El tema, dijeron, es motivo de consultas entre los grupos en cuestión y probablemente será a inicios de este año cuando se dé a conocer una propuesta para que sea incluida en la reforma político-electoral de la presidenta Claudia Sheinbaum y se acabe con el mal uso que, en el caso de la diversidad sexual, hace que hasta 95 por ciento de las candidaturas se hayan dado a personas que no debían ocuparlas.
Figura reciente en México
Las acciones afirmativas, como método para permitir que grupos sociales históricamente marginados logren acceder a cargos de responsabilidad pública, tienen sus principales antecedentes en las que se decretaron en los años 30 y 40 del siglo pasado en Estados Unidos, cuando propiciaron el ingreso a la educación y el empleo de “sectores subrepresentados”.
En México, no fue sino hasta el proceso electoral de 2021 cuando el INE garantizó la participación de estos colectivos, lo que se tradujo en la llegada de 65 personas a la Cámara de Diputados bajo este esquema, lo que significó 13 por ciento de las curules y rebasó la expectativa de que se lograría 10 por ciento.
Los grupos beneficiarios de la estrategia de discriminación positiva son indígenas y afromexicanos, con discapacidad, de la diversidad sexual, así como migrantes y residentes en el extranjero. Lo anterior coexiste con la política de paridad de género para que las mujeres ocupen 50 por ciento de los lugares en el Congreso.
Para promover la llegada de partidos políticos al Poder Legislativo, el INE establece que deberán incluir a miembros de grupos históricamente vulnerados en los primeros 10 lugares de sus listas de representación proporcional (plurinominales) de cada una de las cinco circunscripciones electorales en el país.
“Burla a la comunidad LGBT+”
En el caso de los grupos de diversidad sexual, el abuso de la figura de las acciones afirmativas llegó a tal punto que apenas 5 por ciento de quienes se postularon corresponden realmente con esos colectivos, pues de 410 candidaturas LGBT+ en el país, sólo 20 tienen algún tipo de militancia o compromiso real con ellos.

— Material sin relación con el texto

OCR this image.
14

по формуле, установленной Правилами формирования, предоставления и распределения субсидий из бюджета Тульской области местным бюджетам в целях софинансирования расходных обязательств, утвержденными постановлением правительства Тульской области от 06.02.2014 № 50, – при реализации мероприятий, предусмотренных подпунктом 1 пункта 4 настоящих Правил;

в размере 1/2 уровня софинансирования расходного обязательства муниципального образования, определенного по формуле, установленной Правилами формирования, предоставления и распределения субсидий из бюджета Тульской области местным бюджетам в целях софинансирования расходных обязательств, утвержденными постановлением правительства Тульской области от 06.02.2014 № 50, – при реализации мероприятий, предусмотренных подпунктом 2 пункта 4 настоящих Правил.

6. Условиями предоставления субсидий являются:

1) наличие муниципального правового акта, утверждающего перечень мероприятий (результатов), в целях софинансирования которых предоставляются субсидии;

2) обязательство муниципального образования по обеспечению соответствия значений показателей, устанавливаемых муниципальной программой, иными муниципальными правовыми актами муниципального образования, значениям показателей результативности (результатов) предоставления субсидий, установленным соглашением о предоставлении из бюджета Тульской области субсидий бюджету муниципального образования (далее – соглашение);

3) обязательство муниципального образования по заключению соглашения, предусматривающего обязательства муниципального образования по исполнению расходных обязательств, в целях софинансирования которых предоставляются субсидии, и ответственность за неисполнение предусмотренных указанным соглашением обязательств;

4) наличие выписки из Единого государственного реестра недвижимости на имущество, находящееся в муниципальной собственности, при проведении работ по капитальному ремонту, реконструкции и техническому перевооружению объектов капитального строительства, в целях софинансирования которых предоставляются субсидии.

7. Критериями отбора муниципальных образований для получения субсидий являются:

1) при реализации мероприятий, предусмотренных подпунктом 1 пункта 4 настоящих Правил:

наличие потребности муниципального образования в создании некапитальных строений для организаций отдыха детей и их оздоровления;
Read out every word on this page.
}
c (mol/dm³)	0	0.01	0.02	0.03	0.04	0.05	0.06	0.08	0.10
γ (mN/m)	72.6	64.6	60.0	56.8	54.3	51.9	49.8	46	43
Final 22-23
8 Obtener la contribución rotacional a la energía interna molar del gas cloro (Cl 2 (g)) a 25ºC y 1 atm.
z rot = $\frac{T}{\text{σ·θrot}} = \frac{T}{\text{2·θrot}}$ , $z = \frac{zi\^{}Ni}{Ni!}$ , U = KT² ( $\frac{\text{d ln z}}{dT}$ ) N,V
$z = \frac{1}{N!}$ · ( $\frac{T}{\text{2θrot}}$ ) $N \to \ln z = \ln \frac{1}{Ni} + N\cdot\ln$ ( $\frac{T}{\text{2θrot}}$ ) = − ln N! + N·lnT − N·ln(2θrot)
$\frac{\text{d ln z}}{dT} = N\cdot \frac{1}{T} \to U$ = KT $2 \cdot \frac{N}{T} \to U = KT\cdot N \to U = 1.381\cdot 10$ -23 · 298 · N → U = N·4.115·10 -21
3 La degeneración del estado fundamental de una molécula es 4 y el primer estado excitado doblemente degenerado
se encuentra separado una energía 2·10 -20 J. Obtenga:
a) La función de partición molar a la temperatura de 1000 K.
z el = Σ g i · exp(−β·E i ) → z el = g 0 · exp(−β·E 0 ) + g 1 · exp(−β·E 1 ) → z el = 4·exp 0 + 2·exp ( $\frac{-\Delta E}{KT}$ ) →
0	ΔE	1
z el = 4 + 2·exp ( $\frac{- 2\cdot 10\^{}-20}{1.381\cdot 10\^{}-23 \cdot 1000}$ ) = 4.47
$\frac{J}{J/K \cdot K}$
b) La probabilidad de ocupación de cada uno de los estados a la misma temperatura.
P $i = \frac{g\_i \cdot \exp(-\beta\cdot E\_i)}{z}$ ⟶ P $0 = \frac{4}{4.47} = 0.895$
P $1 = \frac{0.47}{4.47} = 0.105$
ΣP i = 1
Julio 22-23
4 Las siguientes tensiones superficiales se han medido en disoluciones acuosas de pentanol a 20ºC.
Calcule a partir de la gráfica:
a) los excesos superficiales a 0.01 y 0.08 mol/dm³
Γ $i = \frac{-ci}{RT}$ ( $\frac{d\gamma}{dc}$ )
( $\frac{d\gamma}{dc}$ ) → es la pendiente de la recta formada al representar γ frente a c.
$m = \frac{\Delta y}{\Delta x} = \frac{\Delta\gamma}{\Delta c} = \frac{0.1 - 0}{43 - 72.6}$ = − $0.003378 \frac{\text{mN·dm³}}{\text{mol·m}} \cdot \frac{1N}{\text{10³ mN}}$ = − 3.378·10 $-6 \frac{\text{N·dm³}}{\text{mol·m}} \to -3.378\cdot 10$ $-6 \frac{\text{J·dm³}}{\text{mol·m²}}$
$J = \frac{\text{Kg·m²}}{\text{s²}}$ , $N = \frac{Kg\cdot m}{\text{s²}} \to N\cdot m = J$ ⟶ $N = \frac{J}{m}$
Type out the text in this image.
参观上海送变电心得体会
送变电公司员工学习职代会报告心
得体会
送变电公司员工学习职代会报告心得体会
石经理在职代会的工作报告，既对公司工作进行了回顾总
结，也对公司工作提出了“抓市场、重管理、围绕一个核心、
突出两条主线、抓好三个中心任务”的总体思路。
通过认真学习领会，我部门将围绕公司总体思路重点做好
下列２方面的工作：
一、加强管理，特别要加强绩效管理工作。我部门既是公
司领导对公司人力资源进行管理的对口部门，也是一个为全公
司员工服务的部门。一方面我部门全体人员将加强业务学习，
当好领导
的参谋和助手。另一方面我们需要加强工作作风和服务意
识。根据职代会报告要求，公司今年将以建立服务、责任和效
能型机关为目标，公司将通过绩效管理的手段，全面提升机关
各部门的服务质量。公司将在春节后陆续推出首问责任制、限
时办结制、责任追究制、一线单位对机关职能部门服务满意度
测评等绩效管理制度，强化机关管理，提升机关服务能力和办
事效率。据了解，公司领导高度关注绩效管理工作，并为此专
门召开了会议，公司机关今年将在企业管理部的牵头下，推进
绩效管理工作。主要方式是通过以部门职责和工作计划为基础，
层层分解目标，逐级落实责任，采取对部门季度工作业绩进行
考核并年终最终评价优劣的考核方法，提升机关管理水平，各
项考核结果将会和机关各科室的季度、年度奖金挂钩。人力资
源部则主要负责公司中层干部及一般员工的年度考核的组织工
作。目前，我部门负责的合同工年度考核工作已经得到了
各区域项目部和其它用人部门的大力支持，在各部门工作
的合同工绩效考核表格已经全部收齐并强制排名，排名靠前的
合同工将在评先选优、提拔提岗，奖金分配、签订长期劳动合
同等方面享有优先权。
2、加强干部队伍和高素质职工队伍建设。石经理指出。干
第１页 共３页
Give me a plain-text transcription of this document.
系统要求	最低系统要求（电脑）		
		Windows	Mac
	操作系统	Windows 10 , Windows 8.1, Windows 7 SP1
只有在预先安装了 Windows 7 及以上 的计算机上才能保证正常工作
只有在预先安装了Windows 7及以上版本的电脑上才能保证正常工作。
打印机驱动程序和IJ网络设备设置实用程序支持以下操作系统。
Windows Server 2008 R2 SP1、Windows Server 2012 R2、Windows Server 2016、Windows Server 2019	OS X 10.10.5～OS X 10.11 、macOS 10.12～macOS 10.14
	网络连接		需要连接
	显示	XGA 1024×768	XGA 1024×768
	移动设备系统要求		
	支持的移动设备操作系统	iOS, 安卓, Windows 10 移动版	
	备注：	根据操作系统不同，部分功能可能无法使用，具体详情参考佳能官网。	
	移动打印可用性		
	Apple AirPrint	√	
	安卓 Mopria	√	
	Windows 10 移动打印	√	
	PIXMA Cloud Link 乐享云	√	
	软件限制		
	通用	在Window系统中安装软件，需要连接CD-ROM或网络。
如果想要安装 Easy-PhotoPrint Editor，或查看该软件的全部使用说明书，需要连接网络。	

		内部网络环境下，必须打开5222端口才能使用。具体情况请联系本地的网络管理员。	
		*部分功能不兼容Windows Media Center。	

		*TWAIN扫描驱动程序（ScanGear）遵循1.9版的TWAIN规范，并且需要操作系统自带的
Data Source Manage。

“Todas las demás son personas que se han autoadscrito y que, como hoy no puedes impugnar la autoadscripción, están usurpando ese lugar. Los partidos utilizan estos espacios para poner a sus consentidos o para pagar favores”, lamentó el presidente de la Comisión de Diversidad de la Cámara de Diputados, Jaime López Vela (Morena).
En la actualidad, señaló, hay dos diputadas federales que llegaron a San Lázaro bajo dicho esquema: Verónica Pérez Herrera, del PAN, y Fuensanta Guerrero Esquivel, del PRI. Esta última incluso repitió por diversidad sexual en 2024, figura que también usó para llegar como diputada en 2021.
Sin embargo, de acuerdo con información de la Cámara, ninguna forma parte de la Comisión de Diversidad y no han presentado iniciativas ni proposiciones relacionadas con el tema por el cual llegaron al cargo como plurinominales. En sus redes sociales tampoco hacen ninguna mención.